This week’s blog entry is from a guest writer. Jacob Goldstein is a high school Freshman and supplied the lamb for the winning team at our Artisan Cup & Fork Chef Competition in September.
If you are interested in your article or blog entry being featured on the TLC blog, contact firstname.lastname@example.org.
By: Jacob Goldstein
Hi. My name is Jacob Goldstein, I’m 14 and I live with my family on our farm called Base Camp. I have three brothers (I’m the middle) and we all have our chores. Mine is all the animal and livestock care which I do every morning and night, 7 days a week before school and again before bed. It’s a lot of hard work and I love it a lot, but I’d really like to understand why morning comes earlier on the weekend.
We bought our farm about three years ago, and I immediately had to buy a book and start reading about chickens and how to properly raise them. Well, either the books miss a lot, or my chickens just did not read them because it’s a lot trickier than the books say.
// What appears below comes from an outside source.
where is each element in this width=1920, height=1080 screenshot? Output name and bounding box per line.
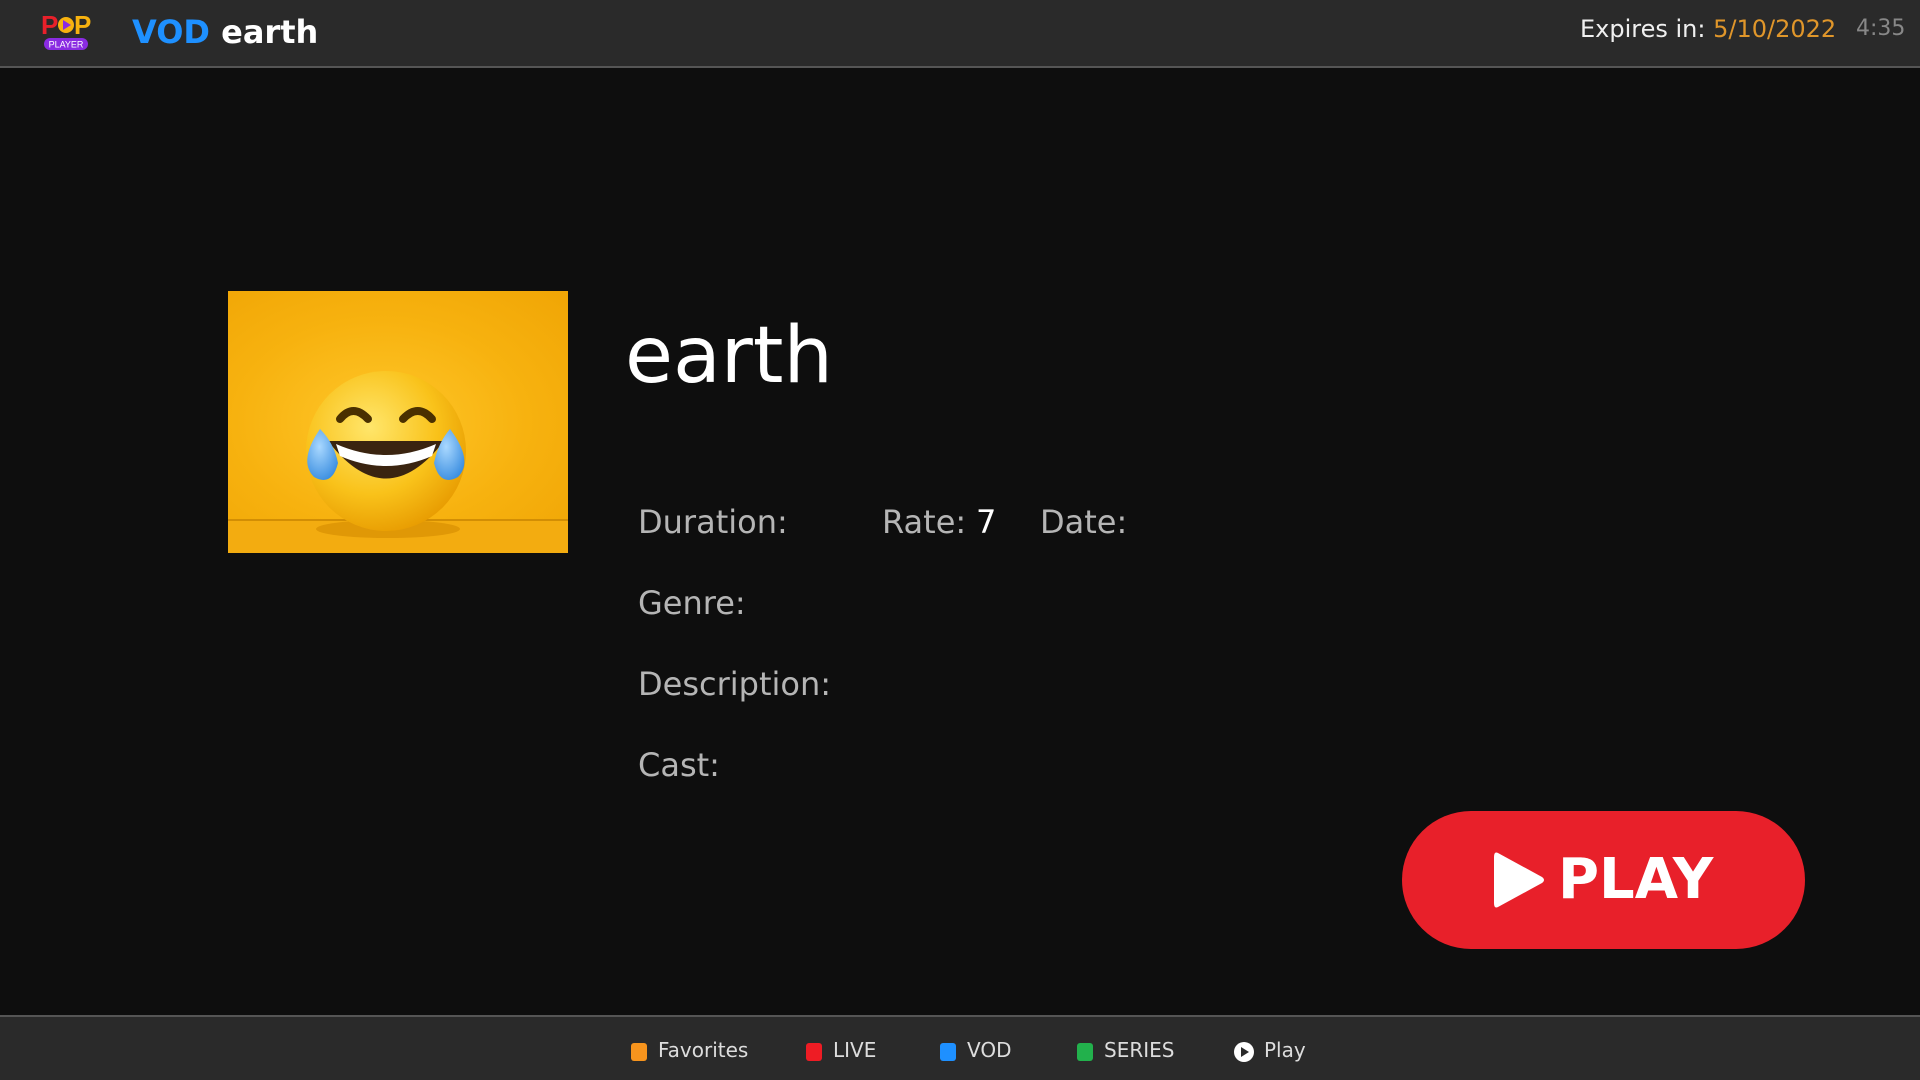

For one thing, they don’t have any interest in staying in the nice big pasture we built for them — they duck under the electric fence like its not even there, and they seem partial to making nests and laying eggs under the lamb feeder! But that’s ok — they always come back to their coops at night.
In addition to chickens I have a variety of ducks and guinea fowl, a rafter of heritage turkeys, 3 very big dogs -two hard-working Great Pyrenees and one very lazy black lab – and about 10 barn cats/kittens who keep the mice out of the feed and the bunnies out of mom’s garden (we were only supposed to have 5, but one of the cats was pregnant when we got it). You wouldn’t think all these animals would get along but I promise one morning I came out and my dog was lying down with the lamb, a chicken on its head and a kitten curled up on its tail. I love my farm and my jobs.I now have about 40 laying hens of a variety of breeds and I have my license and sell the eggs every week to neighbors. I say “about” 40 hens because my animals are completely free range and counting them all up is harder than it’s worth. Also, the hatchery seems to love slipping extra chicks into my orders for warmth – I ended up with 10 extras, all roosters, this spring, which led us to learn how to process chickens for the first time. It went so well that I immediately ordered 50 meat bird chicks, which have done great and will be ready to process the end of this month. We process the birds ourselves, but don’t worry – the lamb all goes to professionals (which is probably better).
Like my chickens, my lamb is free range and well-loved. They have lots of acres of pasture and a nice shelter we built that they can go to when it rains or the sun is high. It’s fun to watch them get big and healthy, and to watch them play and come running in the morning or evening when I go out to check their water or put extra hay out for them. The most hilarious is sometimes they jump practically straight up in the air when they’re playing! Right now, I’m working to earn enough money to buy a couple of bred ewes this fall so I’ll have them from birth.
A lot of people say, “how can you raise them and then eat them,” but after living this way I wonder how people eat meat when they DON’T know where it comes from. I know my animals got great care and company and love and fresh water and lots of space to forage naturally. I took good care of them, and they take care of me and my family by nourishing our bodies in return.Our great friends, Chefs Jordan and Aurora own our very favorite restaurant in Springfield, American Harvest. If my mom’s too tired to cook, it’s the only place we ever want to go because it’s as good as eating at home, plus they’re kinda like more family anyway. They are the best chef’s I’ve ever known – don’t tell my mom I said that.
When I heard that Jordan and Aurora were competing in the Artisan Cup and Fork, I was so excited! They asked if they could buy MY lamb for the event, which made me really proud, and my mom and I drove up to went to support them at the competition. I had a great time trying all the amazing dishes and meeting people who really seemed interested in the farm. That was cool. A lot of my friends don’t really understand what – or why – we do this, and it was neat to talk to people who seemed excited and wanted to know more.
The best part of the competition was the FOOD! There were many great dishes to try, and I really love good cooking. I have to say – it was a very close call, and I even had to try some of the dishes multiple times. After several minutes of thinking about it and several tries I was totally convinced that American Harvest had the winning dish! I felt a little bad because we were competing with our friend Chase from Sugargrove Farms, and his beef is awesome too (we buy half a cow from him every year). We were very worried about who was going to win, but we sighed with relief (and cheered) when we were driving home and got the news that Jordan and Aurora had won first place in both categories!
I had a really great experience with all of this, and I learned a lot going to the competition (even though I missed the homecoming dance in order to attend!). It was an amazing time, and I hope that I get to come back soon – I had fun meeting everyone and learning about what other folks in the area are raising and growing. Thanks for listening and for supporting small, local farmers like me!